Davina Stewart-Russell parou ao som da voz do sogro e ficou perto da porta que estava prestes a atravessar, da sala de estar da casa de sua infância. O rápido olhar que lançou no cômodo, antes que recuasse para se esconder, proporcionou o momento que ela precisava para ver a cena. Seu pai, Parlan, estava diante da lareira de pedra construída com as rochas irregulares da região, os braços cruzados e as costas para a sala. Munro, o sogro, estava ao lado direito da lareira, as mãos cruzadas e apoiadas no punho da espada, falava com o pai dela. Seu marido, Ian, estava mais para trás, entre os dois homens, a cabeça baixa e os ombros curvados em uma posição nada característica de submissão. Todos estavam de costas para Davina, então não a viram se aproximando nem a retirada apressada. Ainda detrás da porta, protegida pela madeira entreaberta, ela espiou por entre as dobradiças.
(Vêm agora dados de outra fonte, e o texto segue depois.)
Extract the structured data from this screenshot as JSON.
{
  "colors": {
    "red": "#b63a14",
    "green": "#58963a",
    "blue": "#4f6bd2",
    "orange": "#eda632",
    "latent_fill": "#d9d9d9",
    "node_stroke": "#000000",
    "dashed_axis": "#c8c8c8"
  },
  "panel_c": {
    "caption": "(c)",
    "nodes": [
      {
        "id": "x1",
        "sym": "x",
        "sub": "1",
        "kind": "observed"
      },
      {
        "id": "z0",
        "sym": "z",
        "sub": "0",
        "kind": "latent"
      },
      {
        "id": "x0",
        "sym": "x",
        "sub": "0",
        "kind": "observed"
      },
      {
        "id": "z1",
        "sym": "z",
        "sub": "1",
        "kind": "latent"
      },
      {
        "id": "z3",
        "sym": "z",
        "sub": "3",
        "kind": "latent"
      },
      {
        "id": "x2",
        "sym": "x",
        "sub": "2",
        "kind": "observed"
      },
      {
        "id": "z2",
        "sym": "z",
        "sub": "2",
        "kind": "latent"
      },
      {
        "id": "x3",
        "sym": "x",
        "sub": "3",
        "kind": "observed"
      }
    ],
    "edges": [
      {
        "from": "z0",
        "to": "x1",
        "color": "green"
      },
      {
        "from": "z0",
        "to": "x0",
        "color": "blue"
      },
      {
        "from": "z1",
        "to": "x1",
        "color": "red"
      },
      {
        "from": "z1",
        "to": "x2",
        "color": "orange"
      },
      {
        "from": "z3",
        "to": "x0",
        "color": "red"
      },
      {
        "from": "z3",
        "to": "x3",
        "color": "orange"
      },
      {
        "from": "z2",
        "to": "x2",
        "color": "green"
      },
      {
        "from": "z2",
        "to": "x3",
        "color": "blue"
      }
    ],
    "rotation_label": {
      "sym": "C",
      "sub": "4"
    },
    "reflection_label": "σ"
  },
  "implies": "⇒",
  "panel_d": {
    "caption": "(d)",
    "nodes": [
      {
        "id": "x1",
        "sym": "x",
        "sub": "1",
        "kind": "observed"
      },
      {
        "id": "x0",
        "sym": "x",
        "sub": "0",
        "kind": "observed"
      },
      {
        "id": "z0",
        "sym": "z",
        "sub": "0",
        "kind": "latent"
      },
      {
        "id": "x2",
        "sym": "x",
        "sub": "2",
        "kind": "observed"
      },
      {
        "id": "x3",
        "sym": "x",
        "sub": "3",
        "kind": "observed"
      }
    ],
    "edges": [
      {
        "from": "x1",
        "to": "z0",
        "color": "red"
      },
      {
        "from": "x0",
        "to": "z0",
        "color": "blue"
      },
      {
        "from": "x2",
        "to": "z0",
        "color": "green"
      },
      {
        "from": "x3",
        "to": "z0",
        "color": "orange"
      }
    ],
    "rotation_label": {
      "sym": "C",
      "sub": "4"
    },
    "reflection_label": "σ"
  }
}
Munro continuava sua petição em nome do filho, falava como se Ian não estivesse presente.
— Como discutimos por um longo tempo, o montante de responsabilidade não é bom para Ian. Agradeço sua paciência e disposição de trabalhar comigo para ele se estabelecer no papel de marido e pai.
— Não farei esforços para apresentá-lo a nenhum contato real até que Ian mostre sinais de amadurecimento. — Parlan se virou para Munro e cruzou os braços, uma posição que Davina conhecia tão bem e mostrava a solidez quanto ao assunto. — E você faria bem em fechar os cofres para ele. Como sabe, ele já gastou todo o dote de Davina.
— Sim, Parlan. Eu…
— Pai, por favor! — Ian protestou.
— Segure essa língua, rapaz, ou eu a cortarei! — Munro olhou para Ian até que a cabeça do mais jovem se curvasse.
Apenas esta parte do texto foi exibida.